Highlights & Insights¶
- Probabilistic Unification of Composition: Generative models as priors, discriminative models as soft constraints, and physics as hard Gaussian constraints are all elegantly expressed as a product distribution. Composition is "sampling the intersection" rather than engineering heuristics.
- Per-timestep Invariant Kernel vs. Path-wise Weighting: By using MCMC kernels that keep \(p_t\) invariant instead of accumulating weights, the paper directly addresses the weight degeneracy problem in previous SMC steering approaches—a transferable concept for other long-path composition scenarios.
- Black-box Discriminator Interface: Any scoring function can act as an expert. VLMs, physical losses, and even non-differentiable rules are "plug-and-play," providing a general recipe for controllable generation using off-the-shelf models.
Limitations & Future Work¶
- Inference Cost Scales Linearly: High quality requires larger \(L\) and deeper annealing. Running multiple experts results in significant computational overhead, limiting real-time applications.
- Approximation on \(\hat x\): Since flow noise is OOD for VLMs, the score is approximated using the predicted clean sample \(\hat x\). This may be inaccurate in early annealing stages.
- Evaluation Scale: Datasets are relatively small (30-80 scenes for images, 12-50 for others). Statistical reliability needs validation on larger benchmarks.
- Future Directions: Exploring adaptive allocation of particle/annealing budgets, making conditioning weights \(w\) learnable or adaptive, and caching intermediate expert predictions to reduce overhead.
Related Work & Insights¶
- vs.
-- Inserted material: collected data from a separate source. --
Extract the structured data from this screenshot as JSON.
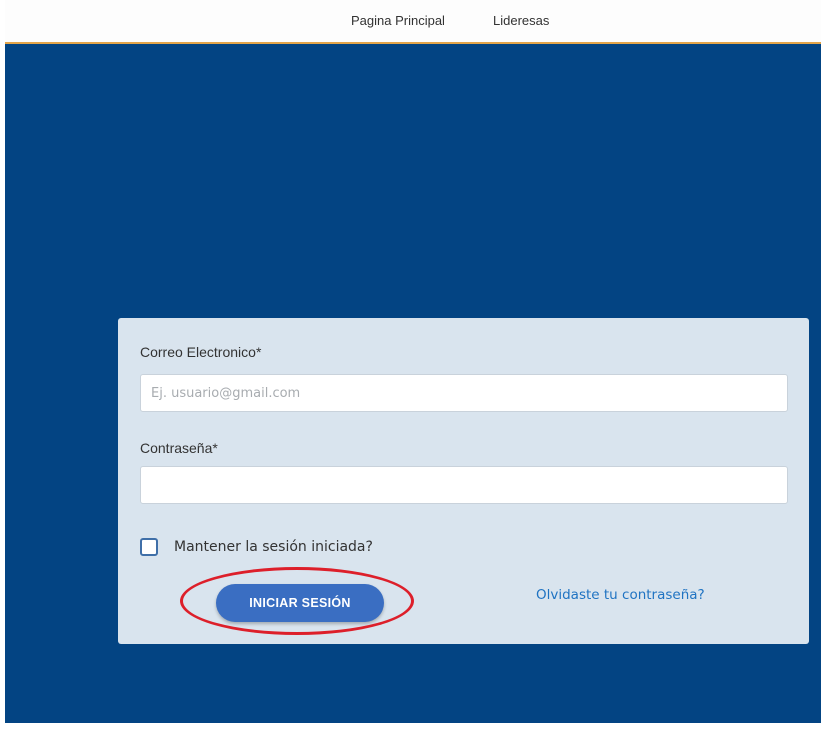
{
  "nav": {
    "links": [
      {
        "label": "Pagina Principal"
      },
      {
        "label": "Lideresas"
      }
    ]
  },
  "login": {
    "email_label": "Correo Electronico*",
    "email_placeholder": "Ej. usuario@gmail.com",
    "email_value": "",
    "password_label": "Contraseña*",
    "password_value": "",
    "remember_label": "Mantener la sesión iniciada?",
    "remember_checked": false,
    "submit_label": "INICIAR SESIÓN",
    "forgot_label": "Olvidaste tu contraseña?"
  },
  "colors": {
    "hero_background": "#034483",
    "card_background": "#d9e4ee",
    "button": "#3a6ec2",
    "link": "#1f73c2",
    "annotation_ring": "#dd1f2a",
    "nav_accent": "#e3a54a"
  }
}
Compositional Generation (Du et al. 2020/2023, Huang et al. 2022): Prior works mostly combine homogeneous generative experts or single generators with multiple discriminators. This framework generalizes to heterogeneous generative + discriminative + physics experts.
- vs. SMC Reward Steering (Skreta et al. 2025, He et al. 2025): These calculate path-wise importance weights, leading to degeneracy on long paths. This work uses per-timestep MCMC kernels to bypass weight accumulation.
- vs. Physics-driven Video (Flow/Point tracking, single models): Previous methods convert simulation output into single conditional signals (like optical flow) or rely on a single video model. This approach allows simultaneous integration of multiple signals (depth, trajectory, RGB rendering) for holistic control.
Rating¶
- Novelty: ⭐⭐⭐⭐⭐ Unifying heterogeneous composition as PoE sampling and solving weight degeneracy with invariant kernels is elegant and general.
- Experimental Thoroughness: ⭐⭐⭐⭐ Covers image insertion, physical video, and layout T2I with clear ablations, though dataset scales are modest.
- Writing Quality: ⭐⭐⭐⭐ Rigorous probabilistic framework and derivations; good coordination between formulas and figures.
- Value: ⭐⭐⭐⭐⭐ High-value "recipe" for building strong controllable generation from existing models without retraining.